Much to Aisha’s surprise, their conversation continued. Her alarm subsided, and she found herself listening to some of the particulars Nabawiyya had to relate—at first in disbelief, and then in astonishment, which gave way to enjoyment. Nabawiyya talked about the world at that strange house in the red-light district and how she had come to be employed at such a trade.

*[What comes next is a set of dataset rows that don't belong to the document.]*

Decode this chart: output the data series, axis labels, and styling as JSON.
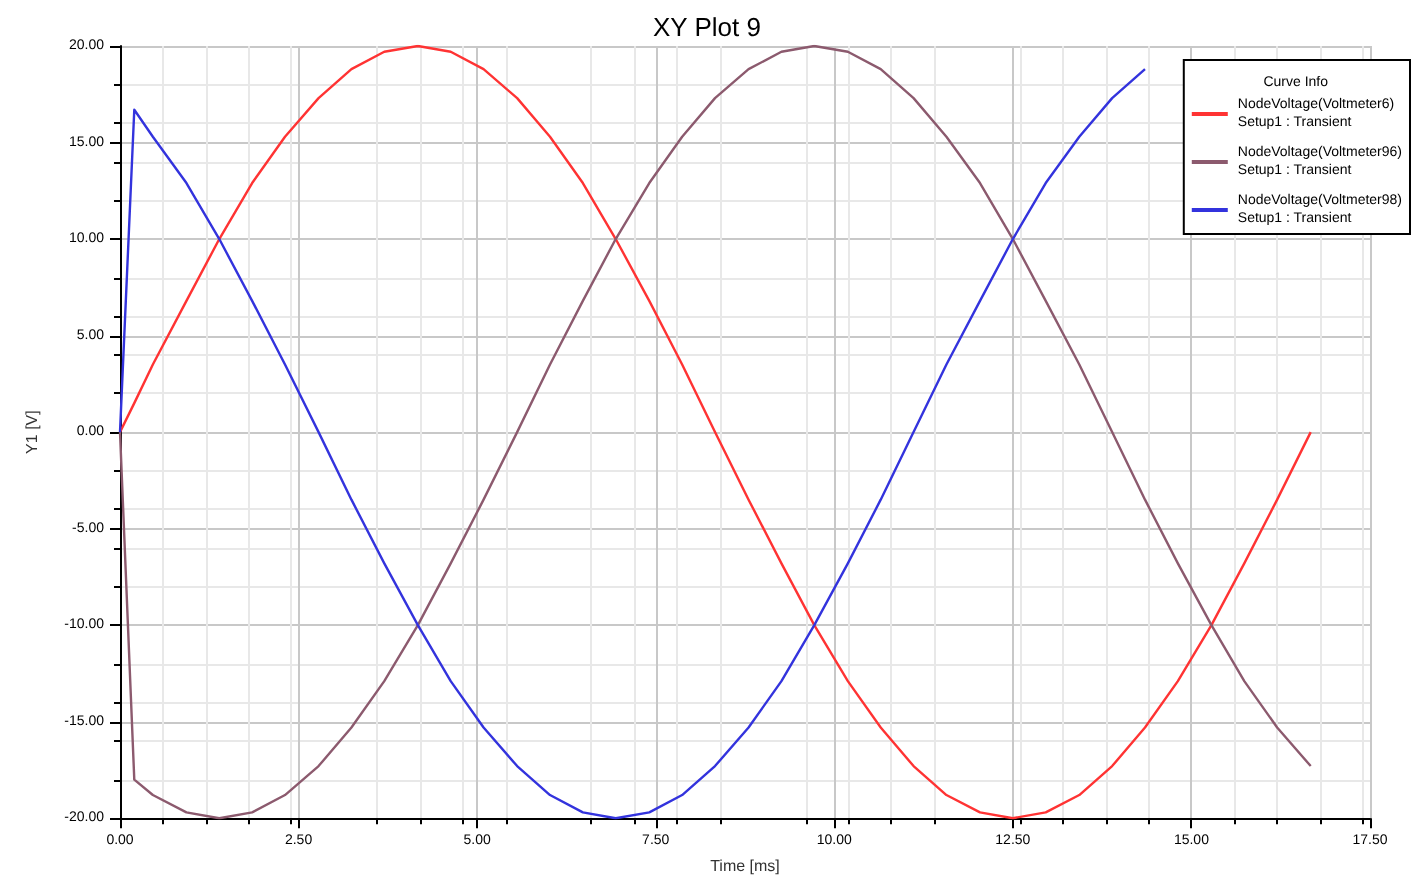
{
  "chart_data": {
    "type": "line",
    "title": "XY Plot 9",
    "xlabel": "Time [ms]",
    "ylabel": "Y1 [V]",
    "legend_title": "Curve Info",
    "x": [
      0,
      0.2,
      0.46,
      0.93,
      1.39,
      1.85,
      2.31,
      2.78,
      3.24,
      3.7,
      4.17,
      4.63,
      5.09,
      5.56,
      6.02,
      6.48,
      6.94,
      7.41,
      7.87,
      8.33,
      8.8,
      9.26,
      9.72,
      10.19,
      10.65,
      11.11,
      11.57,
      12.04,
      12.5,
      12.96,
      13.43,
      13.89,
      14.35,
      14.81,
      15.28,
      15.74,
      16.2,
      16.67
    ],
    "series": [
      {
        "name": "NodeVoltage(Voltmeter6)\nSetup1 : Transient",
        "color": "#ff3333",
        "values": [
          0,
          1.5,
          3.5,
          6.8,
          10,
          12.9,
          15.3,
          17.3,
          18.8,
          19.7,
          20,
          19.7,
          18.8,
          17.3,
          15.3,
          12.9,
          10,
          6.8,
          3.5,
          0,
          -3.5,
          -6.8,
          -10,
          -12.9,
          -15.3,
          -17.3,
          -18.8,
          -19.7,
          -20,
          -19.7,
          -18.8,
          -17.3,
          -15.3,
          -12.9,
          -10,
          -6.8,
          -3.5,
          0
        ]
      },
      {
        "name": "NodeVoltage(Voltmeter96)\nSetup1 : Transient",
        "color": "#8c5a6e",
        "values": [
          0,
          -18,
          -18.8,
          -19.7,
          -20,
          -19.7,
          -18.8,
          -17.3,
          -15.3,
          -12.9,
          -10,
          -6.8,
          -3.5,
          0,
          3.5,
          6.8,
          10,
          12.9,
          15.3,
          17.3,
          18.8,
          19.7,
          20,
          19.7,
          18.8,
          17.3,
          15.3,
          12.9,
          10,
          6.8,
          3.5,
          0,
          -3.5,
          -6.8,
          -10,
          -12.9,
          -15.3,
          -17.3
        ]
      },
      {
        "name": "NodeVoltage(Voltmeter98)\nSetup1 : Transient",
        "color": "#3333dd",
        "values": [
          0,
          16.7,
          15.3,
          12.9,
          10,
          6.8,
          3.5,
          0,
          -3.5,
          -6.8,
          -10,
          -12.9,
          -15.3,
          -17.3,
          -18.8,
          -19.7,
          -20,
          -19.7,
          -18.8,
          -17.3,
          -15.3,
          -12.9,
          -10,
          -6.8,
          -3.5,
          0,
          3.5,
          6.8,
          10,
          12.9,
          15.3,
          17.3,
          18.8,
          null,
          null,
          null,
          null,
          null
        ]
      }
    ],
    "xlim": [
      0,
      17.5
    ],
    "xticks": [
      {
        "value": 0,
        "label": "0.00"
      },
      {
        "value": 2.5,
        "label": "2.50"
      },
      {
        "value": 5,
        "label": "5.00"
      },
      {
        "value": 7.5,
        "label": "7.50"
      },
      {
        "value": 10,
        "label": "10.00"
      },
      {
        "value": 12.5,
        "label": "12.50"
      },
      {
        "value": 15,
        "label": "15.00"
      },
      {
        "value": 17.5,
        "label": "17.50"
      }
    ],
    "ylim": [
      -20,
      20
    ],
    "yticks": [
      {
        "value": -20,
        "label": "-20.00"
      },
      {
        "value": -15,
        "label": "-15.00"
      },
      {
        "value": -10,
        "label": "-10.00"
      },
      {
        "value": -5,
        "label": "-5.00"
      },
      {
        "value": 0,
        "label": "0.00"
      },
      {
        "value": 5,
        "label": "5.00"
      },
      {
        "value": 10,
        "label": "10.00"
      },
      {
        "value": 15,
        "label": "15.00"
      },
      {
        "value": 20,
        "label": "20.00"
      }
    ],
    "grid": true,
    "legend": "top right",
    "marker": "none",
    "line_style": "solid"
  }
}
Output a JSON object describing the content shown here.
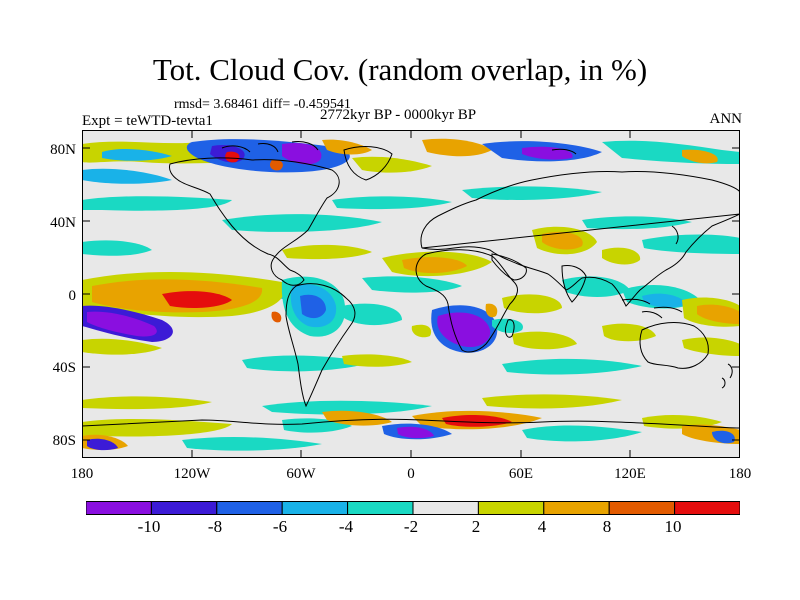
{
  "title": "Tot. Cloud Cov. (random overlap, in %)",
  "stats": "rmsd= 3.68461 diff= -0.459541",
  "experiment": "Expt = teWTD-tevta1",
  "period": "2772kyr BP - 0000kyr BP",
  "season": "ANN",
  "y_axis_labels": [
    "80N",
    "40N",
    "0",
    "40S",
    "80S"
  ],
  "x_axis_labels": [
    "180",
    "120W",
    "60W",
    "0",
    "60E",
    "120E",
    "180"
  ],
  "colorbar": {
    "labels": [
      "-10",
      "-8",
      "-6",
      "-4",
      "-2",
      "2",
      "4",
      "8",
      "10"
    ],
    "colors": [
      "#8a0fe0",
      "#3c1bd6",
      "#1f61e6",
      "#19b2e8",
      "#1ad9c3",
      "#e8e8e8",
      "#c8d400",
      "#e8a300",
      "#e35b00",
      "#e50d0d"
    ]
  },
  "colors": {
    "background": "#e8e8e8",
    "purple": "#8a0fe0",
    "indigo": "#3c1bd6",
    "blue": "#1f61e6",
    "sky": "#19b2e8",
    "cyan": "#1ad9c3",
    "yellow": "#c8d400",
    "orange": "#e8a300",
    "darkorange": "#e35b00",
    "red": "#e50d0d"
  }
}
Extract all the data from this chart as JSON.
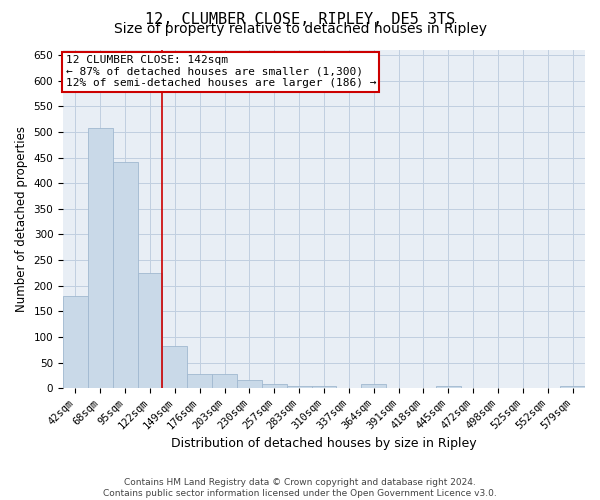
{
  "title": "12, CLUMBER CLOSE, RIPLEY, DE5 3TS",
  "subtitle": "Size of property relative to detached houses in Ripley",
  "xlabel": "Distribution of detached houses by size in Ripley",
  "ylabel": "Number of detached properties",
  "categories": [
    "42sqm",
    "68sqm",
    "95sqm",
    "122sqm",
    "149sqm",
    "176sqm",
    "203sqm",
    "230sqm",
    "257sqm",
    "283sqm",
    "310sqm",
    "337sqm",
    "364sqm",
    "391sqm",
    "418sqm",
    "445sqm",
    "472sqm",
    "498sqm",
    "525sqm",
    "552sqm",
    "579sqm"
  ],
  "values": [
    180,
    508,
    442,
    225,
    83,
    28,
    28,
    15,
    8,
    5,
    5,
    0,
    8,
    0,
    0,
    5,
    0,
    0,
    0,
    0,
    5
  ],
  "bar_color": "#c9d9e8",
  "bar_edge_color": "#a0b8d0",
  "annotation_text_line1": "12 CLUMBER CLOSE: 142sqm",
  "annotation_text_line2": "← 87% of detached houses are smaller (1,300)",
  "annotation_text_line3": "12% of semi-detached houses are larger (186) →",
  "annotation_box_color": "#ffffff",
  "annotation_box_edge_color": "#cc0000",
  "vline_color": "#cc0000",
  "vline_x": 3.5,
  "grid_color": "#c0cfe0",
  "background_color": "#e8eef5",
  "ylim": [
    0,
    660
  ],
  "yticks": [
    0,
    50,
    100,
    150,
    200,
    250,
    300,
    350,
    400,
    450,
    500,
    550,
    600,
    650
  ],
  "footer_line1": "Contains HM Land Registry data © Crown copyright and database right 2024.",
  "footer_line2": "Contains public sector information licensed under the Open Government Licence v3.0.",
  "title_fontsize": 11,
  "subtitle_fontsize": 10,
  "xlabel_fontsize": 9,
  "ylabel_fontsize": 8.5,
  "tick_fontsize": 7.5,
  "annotation_fontsize": 8,
  "footer_fontsize": 6.5
}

When Mukhtar emerged, he found the two of them talking congenially together. He was happy, because his statue had met with the unanimous approval of the judges, and the head teacher, Laplagne, had not been able to believe that Mukhtar had sculpted the statue on his own. This professor had come from France expressly to teach the art of sculpture, and it had surprised him to find a talent like Mukhtar’s flourishing this way in the absence of any prior instruction. He took him into a room off to the side, set before him a slab filled with chunks of clay, and told Mukhtar to mold it, in his presence, into whatever shape occurred to him. At that moment, Mukhtar caught sight of a picture hanging on the wall of the room—it was Venus de Milo, the most famous statue in the Louvre: a naked woman with arms broken off. At once he imagined her stepping in front of him in all her radiant nakedness, and he began to sculpt the clay in her image. Once more the professor stroked his beard, awestruck, and agreed then and there to admit him to the school.